This post is to a large extent a rehash of others I have made in the past. Some people aren’t going to like it, but it needs to be said.
I can well understand how people who have suffered at the hands of the pub companies feel very aggrieved about it, and are thus motivated to campaign against the companies’ policies. But, as with single-issue campaigners of all kinds, it is all too easy to allow it to expand into an over-arching narrative that explains everything. To listen to some of them, you would get the impression that the primary reason for the decline of the pub trade in the past twenty years has been greedy, incompetent pub companies acting in association with rapacious supermarkets and property developers and bungling local authorities. However, this, whether through simple ignorance or a blinkered refusal to confront the facts, completely fails to recognise the wider picture.
In the period since 1979, beer sales in pubs have declined by over 60%, and around a third of the pubs in the country have closed. There has been a marked long-term secular decline in the demand for pubs which goes far beyond the specifics of individual businesses. Obviously, in an overall declining market, it will tend to be the better-run pubs that survive, and the worse-run ones that go to the wall, but the underlying reason for pubs closing en masse is not that they have been sold off in large number for alternative use despite being profitable, nor that they have been allowed to become tatty, unwelcoming, badly-managed dumps. Indeed, the average pub now is much better run and more welcoming that it was in 1979.
Are those who are mainly laying it at the door of the pubcos really denying there’s been much impact from the decline of heavy industry, inner-city depopulation, influx of people from cultures with no pubgoing tradition, changing gender roles, discouragement of lunchtime drinking at work, denormalisation of drink-driving within the legal limit or the smoking ban?

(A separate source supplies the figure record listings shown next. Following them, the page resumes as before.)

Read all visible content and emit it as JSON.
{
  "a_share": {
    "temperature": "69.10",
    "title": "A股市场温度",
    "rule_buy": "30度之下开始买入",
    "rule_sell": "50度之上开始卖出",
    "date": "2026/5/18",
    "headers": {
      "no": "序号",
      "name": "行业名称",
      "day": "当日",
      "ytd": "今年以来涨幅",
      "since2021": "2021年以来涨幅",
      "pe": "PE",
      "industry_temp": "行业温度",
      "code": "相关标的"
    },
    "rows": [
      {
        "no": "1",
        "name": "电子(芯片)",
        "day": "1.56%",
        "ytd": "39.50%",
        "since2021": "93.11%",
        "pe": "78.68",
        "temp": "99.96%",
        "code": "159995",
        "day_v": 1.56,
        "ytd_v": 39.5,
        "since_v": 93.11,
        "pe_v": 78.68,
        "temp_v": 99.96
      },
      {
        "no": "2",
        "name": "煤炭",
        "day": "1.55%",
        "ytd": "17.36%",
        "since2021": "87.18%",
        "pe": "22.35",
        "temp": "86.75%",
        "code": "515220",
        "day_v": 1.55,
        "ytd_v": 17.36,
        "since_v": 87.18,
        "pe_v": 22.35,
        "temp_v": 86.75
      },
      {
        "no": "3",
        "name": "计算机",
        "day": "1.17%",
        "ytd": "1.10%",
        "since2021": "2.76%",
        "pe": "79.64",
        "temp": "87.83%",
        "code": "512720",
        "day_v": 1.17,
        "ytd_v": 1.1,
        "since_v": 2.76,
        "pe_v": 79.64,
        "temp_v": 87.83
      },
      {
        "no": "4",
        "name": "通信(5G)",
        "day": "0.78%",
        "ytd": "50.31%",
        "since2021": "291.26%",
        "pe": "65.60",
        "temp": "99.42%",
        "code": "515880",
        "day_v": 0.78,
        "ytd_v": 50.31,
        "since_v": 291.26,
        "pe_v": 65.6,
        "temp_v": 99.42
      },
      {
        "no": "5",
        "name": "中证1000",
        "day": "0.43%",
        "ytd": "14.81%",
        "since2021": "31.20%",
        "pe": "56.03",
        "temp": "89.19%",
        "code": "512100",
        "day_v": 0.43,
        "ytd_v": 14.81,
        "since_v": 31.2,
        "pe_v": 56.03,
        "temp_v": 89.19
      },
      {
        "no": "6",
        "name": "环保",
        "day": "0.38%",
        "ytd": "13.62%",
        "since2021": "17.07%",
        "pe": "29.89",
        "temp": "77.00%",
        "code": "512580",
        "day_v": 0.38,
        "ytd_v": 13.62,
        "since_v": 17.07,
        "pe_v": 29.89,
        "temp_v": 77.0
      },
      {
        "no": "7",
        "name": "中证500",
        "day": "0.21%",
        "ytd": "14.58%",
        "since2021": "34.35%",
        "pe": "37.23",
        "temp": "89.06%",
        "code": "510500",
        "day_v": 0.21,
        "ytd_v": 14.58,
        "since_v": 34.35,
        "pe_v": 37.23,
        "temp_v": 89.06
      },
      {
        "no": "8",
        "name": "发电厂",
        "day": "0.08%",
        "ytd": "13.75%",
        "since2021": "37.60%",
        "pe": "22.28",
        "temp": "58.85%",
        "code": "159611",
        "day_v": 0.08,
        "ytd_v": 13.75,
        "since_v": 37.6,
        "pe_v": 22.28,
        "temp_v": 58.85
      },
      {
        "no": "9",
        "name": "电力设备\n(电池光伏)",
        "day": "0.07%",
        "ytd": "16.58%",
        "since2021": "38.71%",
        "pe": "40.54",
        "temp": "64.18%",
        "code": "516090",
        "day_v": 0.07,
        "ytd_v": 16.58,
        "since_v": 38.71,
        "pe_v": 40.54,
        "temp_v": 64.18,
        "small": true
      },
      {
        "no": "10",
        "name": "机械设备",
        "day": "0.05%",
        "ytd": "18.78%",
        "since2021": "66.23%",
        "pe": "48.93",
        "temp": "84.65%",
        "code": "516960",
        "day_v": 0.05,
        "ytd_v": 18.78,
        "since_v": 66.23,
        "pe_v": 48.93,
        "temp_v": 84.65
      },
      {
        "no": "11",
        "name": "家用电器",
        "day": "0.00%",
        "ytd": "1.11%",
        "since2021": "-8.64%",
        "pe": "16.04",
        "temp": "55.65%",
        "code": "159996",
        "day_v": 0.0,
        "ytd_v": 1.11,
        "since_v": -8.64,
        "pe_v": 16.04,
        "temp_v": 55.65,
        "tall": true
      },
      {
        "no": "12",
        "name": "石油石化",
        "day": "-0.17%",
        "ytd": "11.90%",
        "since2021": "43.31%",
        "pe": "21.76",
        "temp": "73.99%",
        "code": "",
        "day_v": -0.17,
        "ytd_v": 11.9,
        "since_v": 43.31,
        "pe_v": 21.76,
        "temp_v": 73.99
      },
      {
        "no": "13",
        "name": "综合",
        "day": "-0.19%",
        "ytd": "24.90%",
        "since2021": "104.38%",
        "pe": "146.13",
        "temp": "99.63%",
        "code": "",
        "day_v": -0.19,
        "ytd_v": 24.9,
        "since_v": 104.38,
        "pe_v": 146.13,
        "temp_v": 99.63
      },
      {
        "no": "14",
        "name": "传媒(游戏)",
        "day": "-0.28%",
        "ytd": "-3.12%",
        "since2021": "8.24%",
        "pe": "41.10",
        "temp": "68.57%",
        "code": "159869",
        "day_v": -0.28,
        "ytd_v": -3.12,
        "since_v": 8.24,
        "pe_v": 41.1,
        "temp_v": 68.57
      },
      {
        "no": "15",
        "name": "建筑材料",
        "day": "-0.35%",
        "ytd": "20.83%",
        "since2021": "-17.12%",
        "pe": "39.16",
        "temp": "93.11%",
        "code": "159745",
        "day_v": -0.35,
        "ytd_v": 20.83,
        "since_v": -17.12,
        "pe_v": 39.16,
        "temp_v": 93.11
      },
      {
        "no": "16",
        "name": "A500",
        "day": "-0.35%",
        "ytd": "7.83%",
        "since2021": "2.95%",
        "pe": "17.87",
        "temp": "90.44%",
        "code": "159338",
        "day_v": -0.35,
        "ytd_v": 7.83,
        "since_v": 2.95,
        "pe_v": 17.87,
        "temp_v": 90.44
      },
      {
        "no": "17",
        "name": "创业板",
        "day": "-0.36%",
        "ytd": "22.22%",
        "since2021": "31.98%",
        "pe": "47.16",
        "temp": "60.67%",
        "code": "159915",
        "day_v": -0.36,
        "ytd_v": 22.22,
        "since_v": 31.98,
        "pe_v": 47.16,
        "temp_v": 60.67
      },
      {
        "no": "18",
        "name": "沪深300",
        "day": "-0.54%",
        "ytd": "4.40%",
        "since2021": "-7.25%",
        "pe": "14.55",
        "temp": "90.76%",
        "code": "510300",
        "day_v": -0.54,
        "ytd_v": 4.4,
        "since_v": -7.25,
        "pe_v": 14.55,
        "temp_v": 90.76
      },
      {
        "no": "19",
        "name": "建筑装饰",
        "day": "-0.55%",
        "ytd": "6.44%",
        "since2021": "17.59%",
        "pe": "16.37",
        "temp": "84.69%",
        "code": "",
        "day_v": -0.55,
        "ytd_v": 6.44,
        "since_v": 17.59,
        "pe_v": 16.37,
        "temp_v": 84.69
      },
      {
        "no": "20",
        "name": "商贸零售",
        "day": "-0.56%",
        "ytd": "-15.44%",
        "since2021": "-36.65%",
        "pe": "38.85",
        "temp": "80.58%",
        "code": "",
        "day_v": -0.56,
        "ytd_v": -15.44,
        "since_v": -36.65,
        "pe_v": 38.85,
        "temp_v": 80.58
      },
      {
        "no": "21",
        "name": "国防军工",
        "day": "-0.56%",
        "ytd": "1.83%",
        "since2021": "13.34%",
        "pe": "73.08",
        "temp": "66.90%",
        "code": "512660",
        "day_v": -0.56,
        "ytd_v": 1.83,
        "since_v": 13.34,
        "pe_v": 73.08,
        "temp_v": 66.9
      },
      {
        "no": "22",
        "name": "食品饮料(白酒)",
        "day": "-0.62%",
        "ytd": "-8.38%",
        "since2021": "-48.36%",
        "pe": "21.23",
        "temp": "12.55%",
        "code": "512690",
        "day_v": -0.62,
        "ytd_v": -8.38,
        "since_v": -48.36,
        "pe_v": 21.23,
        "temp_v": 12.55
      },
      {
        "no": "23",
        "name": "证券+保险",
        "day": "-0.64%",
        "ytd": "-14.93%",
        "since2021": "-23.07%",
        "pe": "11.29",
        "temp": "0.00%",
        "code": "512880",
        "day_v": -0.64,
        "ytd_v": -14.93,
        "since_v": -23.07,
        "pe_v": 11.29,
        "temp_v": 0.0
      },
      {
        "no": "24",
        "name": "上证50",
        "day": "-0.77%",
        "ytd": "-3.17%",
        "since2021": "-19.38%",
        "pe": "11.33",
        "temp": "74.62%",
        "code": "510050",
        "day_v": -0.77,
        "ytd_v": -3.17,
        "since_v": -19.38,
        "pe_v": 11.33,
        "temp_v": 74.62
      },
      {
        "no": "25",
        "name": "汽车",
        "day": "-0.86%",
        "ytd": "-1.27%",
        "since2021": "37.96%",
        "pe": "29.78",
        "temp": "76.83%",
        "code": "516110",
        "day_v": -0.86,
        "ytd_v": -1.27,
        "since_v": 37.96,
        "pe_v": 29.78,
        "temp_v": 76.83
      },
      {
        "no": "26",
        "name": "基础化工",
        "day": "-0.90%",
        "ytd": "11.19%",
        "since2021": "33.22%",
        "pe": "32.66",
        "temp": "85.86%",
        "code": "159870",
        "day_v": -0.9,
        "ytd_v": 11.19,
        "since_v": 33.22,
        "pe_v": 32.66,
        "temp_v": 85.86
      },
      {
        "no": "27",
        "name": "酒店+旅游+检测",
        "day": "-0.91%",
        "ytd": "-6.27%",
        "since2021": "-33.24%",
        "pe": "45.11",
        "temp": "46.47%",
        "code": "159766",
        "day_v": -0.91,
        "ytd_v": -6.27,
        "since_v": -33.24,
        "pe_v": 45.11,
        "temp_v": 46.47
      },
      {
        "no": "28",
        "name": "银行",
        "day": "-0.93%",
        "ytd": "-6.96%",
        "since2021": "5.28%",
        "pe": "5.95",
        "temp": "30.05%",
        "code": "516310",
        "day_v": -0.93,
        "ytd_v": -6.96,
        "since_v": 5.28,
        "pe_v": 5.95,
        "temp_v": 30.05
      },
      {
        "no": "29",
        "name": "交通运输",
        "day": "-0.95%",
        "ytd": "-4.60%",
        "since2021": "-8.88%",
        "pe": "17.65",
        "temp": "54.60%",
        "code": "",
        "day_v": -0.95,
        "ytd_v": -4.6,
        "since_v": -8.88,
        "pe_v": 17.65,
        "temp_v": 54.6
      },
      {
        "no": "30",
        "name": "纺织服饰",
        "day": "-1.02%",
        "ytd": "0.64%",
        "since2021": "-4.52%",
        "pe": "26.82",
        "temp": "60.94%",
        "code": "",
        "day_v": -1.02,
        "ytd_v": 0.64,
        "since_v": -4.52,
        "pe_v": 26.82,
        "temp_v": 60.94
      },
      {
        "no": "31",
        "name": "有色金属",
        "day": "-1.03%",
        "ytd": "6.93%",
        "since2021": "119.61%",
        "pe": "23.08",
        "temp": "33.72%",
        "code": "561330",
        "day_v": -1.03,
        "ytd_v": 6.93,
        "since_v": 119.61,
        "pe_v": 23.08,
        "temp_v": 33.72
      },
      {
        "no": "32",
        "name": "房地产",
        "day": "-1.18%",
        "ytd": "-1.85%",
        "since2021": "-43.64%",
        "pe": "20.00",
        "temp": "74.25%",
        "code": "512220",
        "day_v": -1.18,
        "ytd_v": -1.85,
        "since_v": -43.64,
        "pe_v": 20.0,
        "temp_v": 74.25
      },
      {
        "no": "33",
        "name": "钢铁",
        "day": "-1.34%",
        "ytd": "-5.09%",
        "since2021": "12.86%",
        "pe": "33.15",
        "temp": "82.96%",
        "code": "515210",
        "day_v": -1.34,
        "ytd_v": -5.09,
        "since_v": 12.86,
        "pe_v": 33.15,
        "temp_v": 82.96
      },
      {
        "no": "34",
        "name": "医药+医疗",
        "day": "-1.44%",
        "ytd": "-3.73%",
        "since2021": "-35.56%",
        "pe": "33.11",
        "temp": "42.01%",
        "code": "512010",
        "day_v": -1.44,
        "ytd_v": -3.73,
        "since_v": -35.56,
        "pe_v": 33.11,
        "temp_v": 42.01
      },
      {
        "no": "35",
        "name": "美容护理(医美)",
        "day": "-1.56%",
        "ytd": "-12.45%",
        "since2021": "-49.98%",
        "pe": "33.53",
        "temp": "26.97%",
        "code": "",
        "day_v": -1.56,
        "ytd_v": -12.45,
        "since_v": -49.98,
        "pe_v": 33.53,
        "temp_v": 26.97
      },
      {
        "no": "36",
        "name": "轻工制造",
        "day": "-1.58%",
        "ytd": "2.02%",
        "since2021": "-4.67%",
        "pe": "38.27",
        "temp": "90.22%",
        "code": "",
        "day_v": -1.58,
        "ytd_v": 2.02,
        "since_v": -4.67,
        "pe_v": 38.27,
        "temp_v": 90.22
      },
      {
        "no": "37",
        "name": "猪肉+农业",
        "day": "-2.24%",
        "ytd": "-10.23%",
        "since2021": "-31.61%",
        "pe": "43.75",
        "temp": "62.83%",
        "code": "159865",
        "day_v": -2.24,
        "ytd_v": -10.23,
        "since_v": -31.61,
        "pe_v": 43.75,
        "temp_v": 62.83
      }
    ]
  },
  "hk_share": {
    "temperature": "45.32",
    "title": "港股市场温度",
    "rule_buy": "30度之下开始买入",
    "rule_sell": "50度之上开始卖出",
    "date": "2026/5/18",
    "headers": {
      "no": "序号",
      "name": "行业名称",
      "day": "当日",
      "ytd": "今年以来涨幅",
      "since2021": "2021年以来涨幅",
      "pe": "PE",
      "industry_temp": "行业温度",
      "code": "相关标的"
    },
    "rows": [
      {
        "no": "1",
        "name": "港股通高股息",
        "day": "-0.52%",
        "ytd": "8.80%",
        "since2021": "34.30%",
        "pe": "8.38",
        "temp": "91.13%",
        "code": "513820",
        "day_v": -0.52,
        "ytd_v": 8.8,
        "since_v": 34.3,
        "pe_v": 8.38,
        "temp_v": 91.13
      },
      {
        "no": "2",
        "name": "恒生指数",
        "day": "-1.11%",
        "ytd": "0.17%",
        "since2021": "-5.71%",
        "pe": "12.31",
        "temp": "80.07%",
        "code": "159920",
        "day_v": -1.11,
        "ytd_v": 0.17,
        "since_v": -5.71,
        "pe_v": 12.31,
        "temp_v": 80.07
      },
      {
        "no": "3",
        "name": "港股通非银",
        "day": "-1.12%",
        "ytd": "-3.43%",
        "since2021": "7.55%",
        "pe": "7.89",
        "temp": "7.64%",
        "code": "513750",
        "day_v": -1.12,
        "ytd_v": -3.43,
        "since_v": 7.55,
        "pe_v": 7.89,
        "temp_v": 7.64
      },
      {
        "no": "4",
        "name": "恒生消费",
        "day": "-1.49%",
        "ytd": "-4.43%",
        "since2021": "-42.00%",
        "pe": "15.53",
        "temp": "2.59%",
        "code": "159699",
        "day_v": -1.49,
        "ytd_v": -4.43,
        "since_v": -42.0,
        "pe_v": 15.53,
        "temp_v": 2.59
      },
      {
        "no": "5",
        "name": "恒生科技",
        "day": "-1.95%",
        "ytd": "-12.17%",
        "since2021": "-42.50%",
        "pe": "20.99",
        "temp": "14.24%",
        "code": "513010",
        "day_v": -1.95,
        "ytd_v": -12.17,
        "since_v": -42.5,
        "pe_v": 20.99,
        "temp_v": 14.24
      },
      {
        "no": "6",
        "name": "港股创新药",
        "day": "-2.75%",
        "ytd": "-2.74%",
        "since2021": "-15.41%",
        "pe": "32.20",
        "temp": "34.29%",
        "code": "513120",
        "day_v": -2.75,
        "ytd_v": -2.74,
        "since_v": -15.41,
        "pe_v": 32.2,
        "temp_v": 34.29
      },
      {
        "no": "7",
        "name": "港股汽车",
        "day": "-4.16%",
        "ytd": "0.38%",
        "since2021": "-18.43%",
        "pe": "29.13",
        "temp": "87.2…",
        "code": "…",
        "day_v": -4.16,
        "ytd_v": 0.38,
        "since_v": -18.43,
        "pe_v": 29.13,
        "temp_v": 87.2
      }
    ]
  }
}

I asked the question here what difference it would may to the overall pub market if the average pub was run as well as the best. The conclusion was that overall trade would be unlikely to increase by more than a few percentage points. To suggest that pubs could have held on to most of the lost trade by being run differently is frankly ludicrous. It’s on a par with arguing that the collapse of transatlantic passenger shipping in the 1960s was mainly due to badly-run shipping lines. In mature markets, variations in the quality of what is on offer play a relatively minor role in determining the overall level of demand. I regularly visit a number of well-run, appealing family brewery tied houses that have certainly not been allowed to decay and can demonstrate long-term continuity in management and general offer. But they have haemorrhaged trade too, just as surely as the most inconsistently-run pubco outlet, even if not quite to the same degree.
Equally, while I’m sure there have been cases of profitable pubs being sold off for redevelopment as flats or convenience stores, there are few areas of the country where there aren’t plenty of recently-closed pubs in all kinds of locations that would be available on a freehold basis to anyone wanting an entry into the trade. There must be at least half a dozen in central Stockport alone. The fact that would-be pub entrepreneurs haven’t snapped these sites up suggests that they don’t see a potential market there, and those who whine that “pubs only close because they’re shit” always seem strangely reluctant to put their money where their mouth is. While matters may be different in some parts of inner London subject to intense development pressures, I’m not aware of a single pub around here sold for conversion to alternative use that previously could have been said to be thriving.
I do not for a minute seek to defend the policies of the pubcos, but they are essentially a desperate reaction to declining demand, not a cause. The pubcos borrowed up to the hilt to bet the farm on a projected outcome that just didn’t happen, and are now counting the cost. The current “pub crisis” is essentially a crisis of demand, not supply. All the planning controls and development restrictions in the world won’t save a single pub if the underlying demand isn’t there in the first place. While it may be possible to turn round a failing, badly-run pub, for the most part that will simply be at the expense of others appealing to the same population of potential customers. It does little or nothing to affect the overall size of the market. For plenty of closed pubs, it is possible to come up with a narrative that might have allowed it to do better. For the overall market, it is much more difficult, unless you’re suggesting rewinding thirty years of social and economic change.
If you fail to understand the true nature of the problem, whether through ignorance or choice, you are never going to come up with a solution. Indeed it does the pub trade as a whole a disservice for people to insist on peddling a narrative for its decline which at best is exaggerated and at worst utterly delusional. Quite frankly, some of the more strident anti-pubco campaigners end up being simply anti-pub.
Some have accused me of not really supporting pubs, but any lasting acquaintance with this blog will disabuse you of that notion. But I acknowledge that social changes have made huge swathes of pubs unviable, regrettable as it may be in many cases, and don’t go about flogging dead horses. You can still be a railway enthusiast while admitting there isn’t really a case for reopening the Cleobury Mortimer branch. I recognise that every pub is a business too, which some seem not to, and they cannot be kept alive by fossilising the trading patterns of the past through the planning system. Nor is it desirable to try to help business sectors you feel sentimental about by artificially skewing the market in their favour – all that will do is postpone the evil day and very likely in the end result in a worse outcome.